Saat pikirannya mulai buntu dan beberapa lembar kertas sudah dihabiskan untuk tulisan yang dianggapnya gagal, Soso teringat kedai kopi Jerman yang berada di seberang rumah kontrakan itu. Ia pun pergi ke sana untuk memesan secangkir kopi. Tembakau dan cangklongnya sendiri sudah tersedia, ditinggali si Lado. Sedari tadi juga Soso sudah mengisapnya.
Menulis sambil menyeruput kopi dan mengisap tembakau ternyata membuat pikirannya makin enteng. Akhirnya, menjelang tengah malam, tulisannya pun jadi. Ia masih belum merasa sreg seratus persen, tapi itu sudah cukup mewakili apa yang disarankan si Lado dan apa yang dipikirkannya.

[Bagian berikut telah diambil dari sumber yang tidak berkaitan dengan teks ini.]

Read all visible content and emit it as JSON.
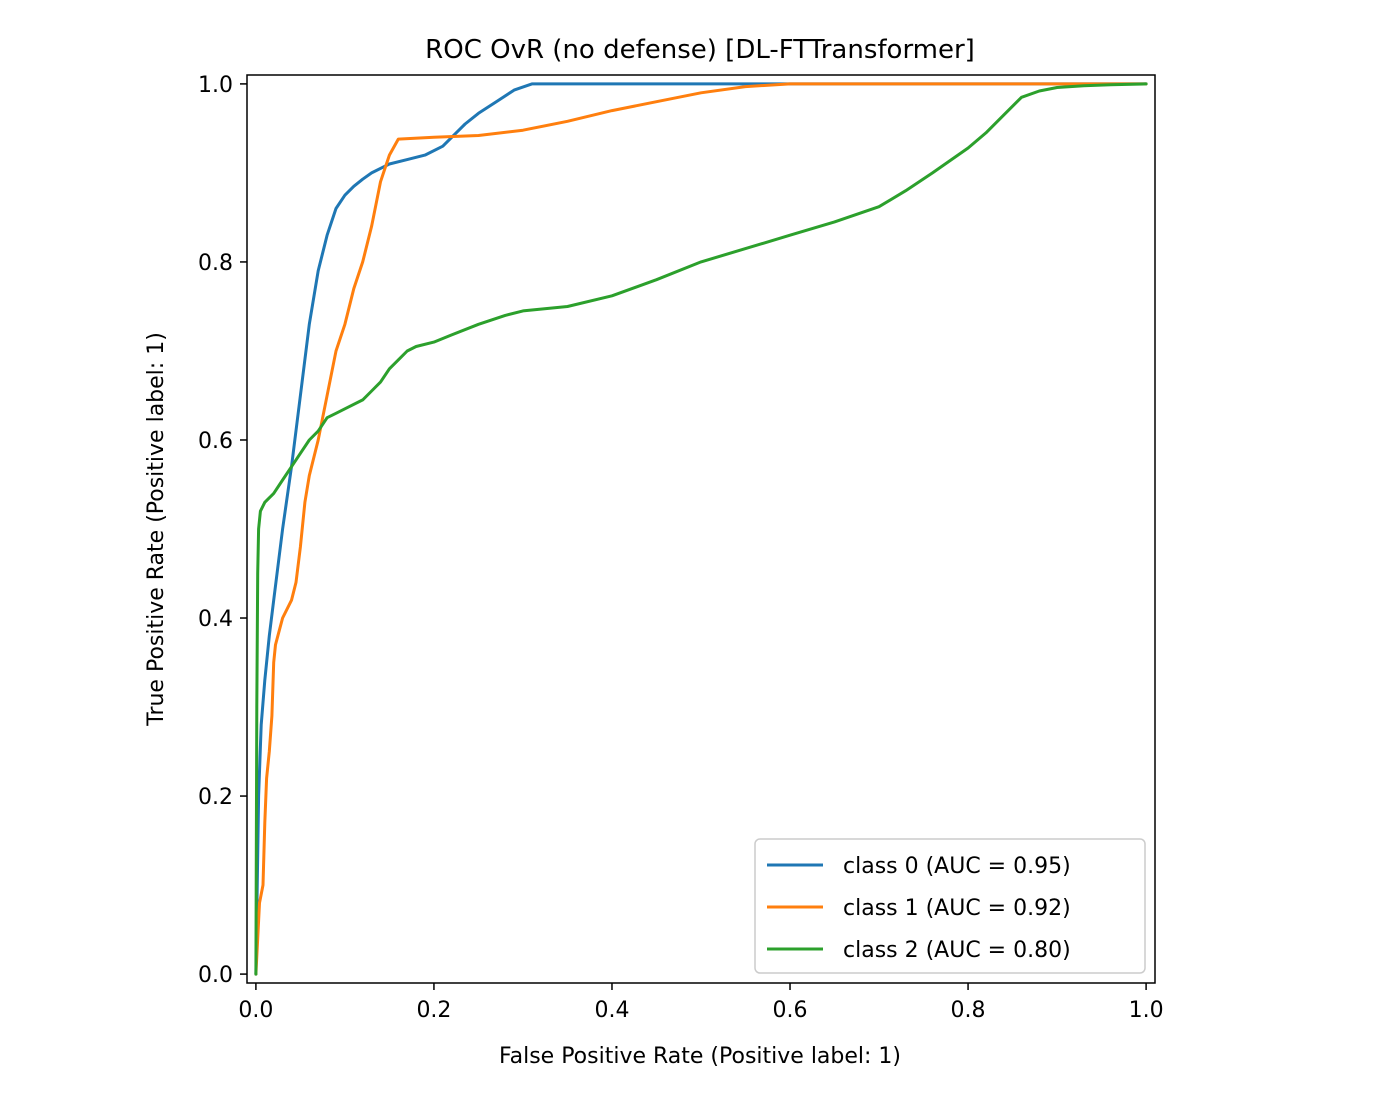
{
  "chart_data": {
    "type": "line",
    "title": "ROC OvR (no defense) [DL-FTTransformer]",
    "xlabel": "False Positive Rate (Positive label: 1)",
    "ylabel": "True Positive Rate (Positive label: 1)",
    "xlim": [
      -0.01,
      1.01
    ],
    "ylim": [
      -0.01,
      1.01
    ],
    "xticks": [
      "0.0",
      "0.2",
      "0.4",
      "0.6",
      "0.8",
      "1.0"
    ],
    "yticks": [
      "0.0",
      "0.2",
      "0.4",
      "0.6",
      "0.8",
      "1.0"
    ],
    "grid": false,
    "legend_position": "lower-right",
    "series": [
      {
        "name": "class 0 (AUC = 0.95)",
        "color": "#1f77b4",
        "points": [
          [
            0,
            0
          ],
          [
            0.003,
            0.2
          ],
          [
            0.006,
            0.28
          ],
          [
            0.01,
            0.33
          ],
          [
            0.015,
            0.38
          ],
          [
            0.02,
            0.42
          ],
          [
            0.03,
            0.5
          ],
          [
            0.04,
            0.57
          ],
          [
            0.05,
            0.65
          ],
          [
            0.06,
            0.73
          ],
          [
            0.07,
            0.79
          ],
          [
            0.08,
            0.83
          ],
          [
            0.09,
            0.86
          ],
          [
            0.1,
            0.875
          ],
          [
            0.11,
            0.885
          ],
          [
            0.12,
            0.893
          ],
          [
            0.13,
            0.9
          ],
          [
            0.15,
            0.91
          ],
          [
            0.17,
            0.915
          ],
          [
            0.19,
            0.92
          ],
          [
            0.21,
            0.93
          ],
          [
            0.22,
            0.94
          ],
          [
            0.235,
            0.955
          ],
          [
            0.25,
            0.967
          ],
          [
            0.27,
            0.98
          ],
          [
            0.29,
            0.993
          ],
          [
            0.31,
            1.0
          ],
          [
            0.35,
            1.0
          ],
          [
            0.5,
            1.0
          ],
          [
            1.0,
            1.0
          ]
        ]
      },
      {
        "name": "class 1 (AUC = 0.92)",
        "color": "#ff7f0e",
        "points": [
          [
            0,
            0
          ],
          [
            0.002,
            0.04
          ],
          [
            0.004,
            0.08
          ],
          [
            0.008,
            0.1
          ],
          [
            0.01,
            0.17
          ],
          [
            0.012,
            0.22
          ],
          [
            0.015,
            0.25
          ],
          [
            0.018,
            0.29
          ],
          [
            0.02,
            0.35
          ],
          [
            0.022,
            0.37
          ],
          [
            0.03,
            0.4
          ],
          [
            0.04,
            0.42
          ],
          [
            0.045,
            0.44
          ],
          [
            0.05,
            0.48
          ],
          [
            0.055,
            0.53
          ],
          [
            0.06,
            0.56
          ],
          [
            0.07,
            0.6
          ],
          [
            0.08,
            0.65
          ],
          [
            0.09,
            0.7
          ],
          [
            0.1,
            0.73
          ],
          [
            0.11,
            0.77
          ],
          [
            0.12,
            0.8
          ],
          [
            0.13,
            0.84
          ],
          [
            0.14,
            0.89
          ],
          [
            0.15,
            0.92
          ],
          [
            0.16,
            0.938
          ],
          [
            0.2,
            0.94
          ],
          [
            0.25,
            0.942
          ],
          [
            0.3,
            0.948
          ],
          [
            0.35,
            0.958
          ],
          [
            0.4,
            0.97
          ],
          [
            0.45,
            0.98
          ],
          [
            0.5,
            0.99
          ],
          [
            0.55,
            0.997
          ],
          [
            0.6,
            1.0
          ],
          [
            0.8,
            1.0
          ],
          [
            1.0,
            1.0
          ]
        ]
      },
      {
        "name": "class 2 (AUC = 0.80)",
        "color": "#2ca02c",
        "points": [
          [
            0,
            0
          ],
          [
            0.001,
            0.3
          ],
          [
            0.002,
            0.45
          ],
          [
            0.003,
            0.5
          ],
          [
            0.005,
            0.52
          ],
          [
            0.01,
            0.53
          ],
          [
            0.02,
            0.54
          ],
          [
            0.03,
            0.555
          ],
          [
            0.04,
            0.57
          ],
          [
            0.05,
            0.585
          ],
          [
            0.06,
            0.6
          ],
          [
            0.07,
            0.61
          ],
          [
            0.08,
            0.625
          ],
          [
            0.09,
            0.63
          ],
          [
            0.1,
            0.635
          ],
          [
            0.12,
            0.645
          ],
          [
            0.13,
            0.655
          ],
          [
            0.14,
            0.665
          ],
          [
            0.15,
            0.68
          ],
          [
            0.16,
            0.69
          ],
          [
            0.17,
            0.7
          ],
          [
            0.18,
            0.705
          ],
          [
            0.2,
            0.71
          ],
          [
            0.22,
            0.718
          ],
          [
            0.25,
            0.73
          ],
          [
            0.28,
            0.74
          ],
          [
            0.3,
            0.745
          ],
          [
            0.35,
            0.75
          ],
          [
            0.4,
            0.762
          ],
          [
            0.45,
            0.78
          ],
          [
            0.5,
            0.8
          ],
          [
            0.55,
            0.815
          ],
          [
            0.6,
            0.83
          ],
          [
            0.65,
            0.845
          ],
          [
            0.7,
            0.862
          ],
          [
            0.73,
            0.88
          ],
          [
            0.76,
            0.9
          ],
          [
            0.8,
            0.928
          ],
          [
            0.82,
            0.945
          ],
          [
            0.84,
            0.965
          ],
          [
            0.86,
            0.985
          ],
          [
            0.88,
            0.992
          ],
          [
            0.9,
            0.996
          ],
          [
            0.93,
            0.998
          ],
          [
            0.96,
            0.999
          ],
          [
            1.0,
            1.0
          ]
        ]
      }
    ]
  }
}
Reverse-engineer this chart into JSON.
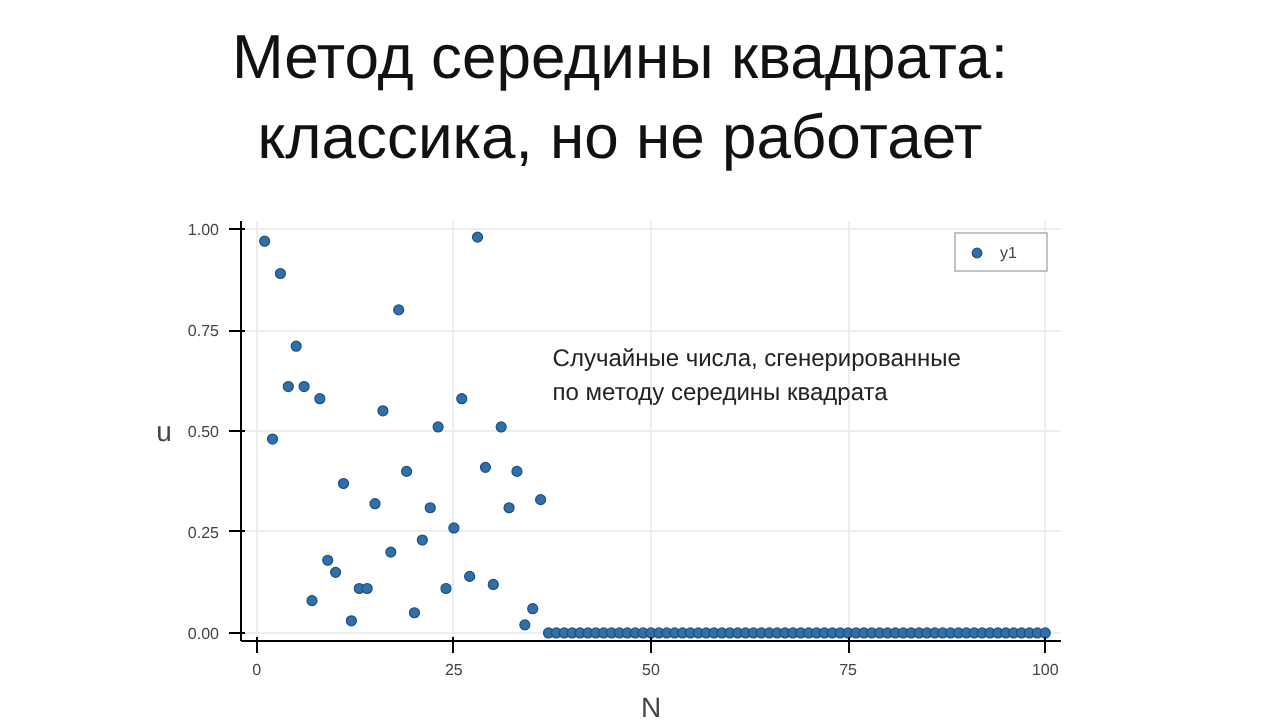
{
  "chart_data": {
    "type": "scatter",
    "title": "Метод середины квадрата: классика, но не работает",
    "xlabel": "N",
    "ylabel": "u",
    "annotations": [
      "Случайные числа, сгенерированные по методу середины квадрата"
    ],
    "x": [
      1,
      2,
      3,
      4,
      5,
      6,
      7,
      8,
      9,
      10,
      11,
      12,
      13,
      14,
      15,
      16,
      17,
      18,
      19,
      20,
      21,
      22,
      23,
      24,
      25,
      26,
      27,
      28,
      29,
      30,
      31,
      32,
      33,
      34,
      35,
      36,
      37,
      38,
      39,
      40,
      41,
      42,
      43,
      44,
      45,
      46,
      47,
      48,
      49,
      50,
      51,
      52,
      53,
      54,
      55,
      56,
      57,
      58,
      59,
      60,
      61,
      62,
      63,
      64,
      65,
      66,
      67,
      68,
      69,
      70,
      71,
      72,
      73,
      74,
      75,
      76,
      77,
      78,
      79,
      80,
      81,
      82,
      83,
      84,
      85,
      86,
      87,
      88,
      89,
      90,
      91,
      92,
      93,
      94,
      95,
      96,
      97,
      98,
      99,
      100
    ],
    "series": [
      {
        "name": "y1",
        "color": "#2f6faa",
        "values": [
          0.97,
          0.48,
          0.89,
          0.61,
          0.71,
          0.61,
          0.08,
          0.58,
          0.18,
          0.15,
          0.37,
          0.03,
          0.11,
          0.11,
          0.32,
          0.55,
          0.2,
          0.8,
          0.4,
          0.05,
          0.23,
          0.31,
          0.51,
          0.11,
          0.26,
          0.58,
          0.14,
          0.98,
          0.41,
          0.12,
          0.51,
          0.31,
          0.4,
          0.02,
          0.06,
          0.33,
          0,
          0,
          0,
          0,
          0,
          0,
          0,
          0,
          0,
          0,
          0,
          0,
          0,
          0,
          0,
          0,
          0,
          0,
          0,
          0,
          0,
          0,
          0,
          0,
          0,
          0,
          0,
          0,
          0,
          0,
          0,
          0,
          0,
          0,
          0,
          0,
          0,
          0,
          0,
          0,
          0,
          0,
          0,
          0,
          0,
          0,
          0,
          0,
          0,
          0,
          0,
          0,
          0,
          0,
          0,
          0,
          0,
          0,
          0,
          0,
          0,
          0,
          0,
          0
        ]
      }
    ],
    "xlim": [
      -2,
      102
    ],
    "ylim": [
      -0.02,
      1.02
    ],
    "xticks": [
      0,
      25,
      50,
      75,
      100
    ],
    "yticks": [
      {
        "value": 0,
        "label": "0.00"
      },
      {
        "value": 0.25,
        "label": "0.25"
      },
      {
        "value": 0.5,
        "label": "0.50"
      },
      {
        "value": 0.75,
        "label": "0.75"
      },
      {
        "value": 1,
        "label": "1.00"
      }
    ],
    "grid": true,
    "legend": "top right",
    "marker": "circle"
  }
}
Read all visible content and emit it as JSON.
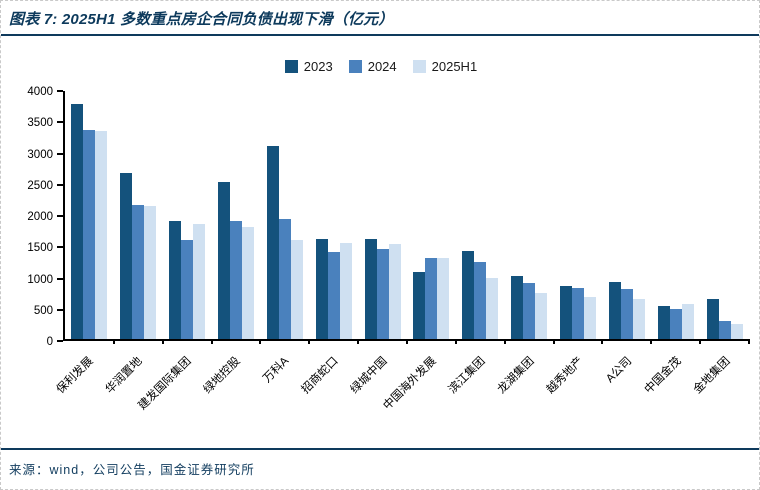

Soso menyimpan tulisannya. Ia harus tidur bener malam itu, besok, kalau Tatiana bener-bener datang, ia harus terlihat segar, dan juga harus menyiapkan rumah itu agar tak terlalu mirip sarang penyamun. Paling tidak, ya nggak malu-maluin lah.
*****
Lagi-lagi Soso bangun kesiangan. Semalam, meski niatnya pengen tidur setelah menyelesaikan tulisannya, ia ternyata tak bisa langsung terlelap. Mungkin efek kopi itu cukup kuat menjauhkan kantuknya.
"Tulisan ini baru nendang!" kata si Lado yang sudah ada di rumah saat Soso bangun. Rupanya ia sudah membaca tulisan Soso yang memang digeletakkan di atas meja begitu saja.
"Ada yang kurang nggak?" tanya Soso.
"Sudah lah, nggak usah terlalu mikir mau sempurna. Yang penting gagasannya..." jawab si Lado. "Toh nanti juga paling diedit lagi oleh si Nunu..."
"Kau ketemu dia semalam?"
Lado mengangguk, "Sudah siap. Dia setuju untuk memuatnya, asal jelas saja arah tulisanmu itu! Dan kurasa ini sudah sangat jelas!"
"Aku tak menuliskan namaku di situ. Apa kau pikir perlu mencantumkan namaku?" tanya Soso.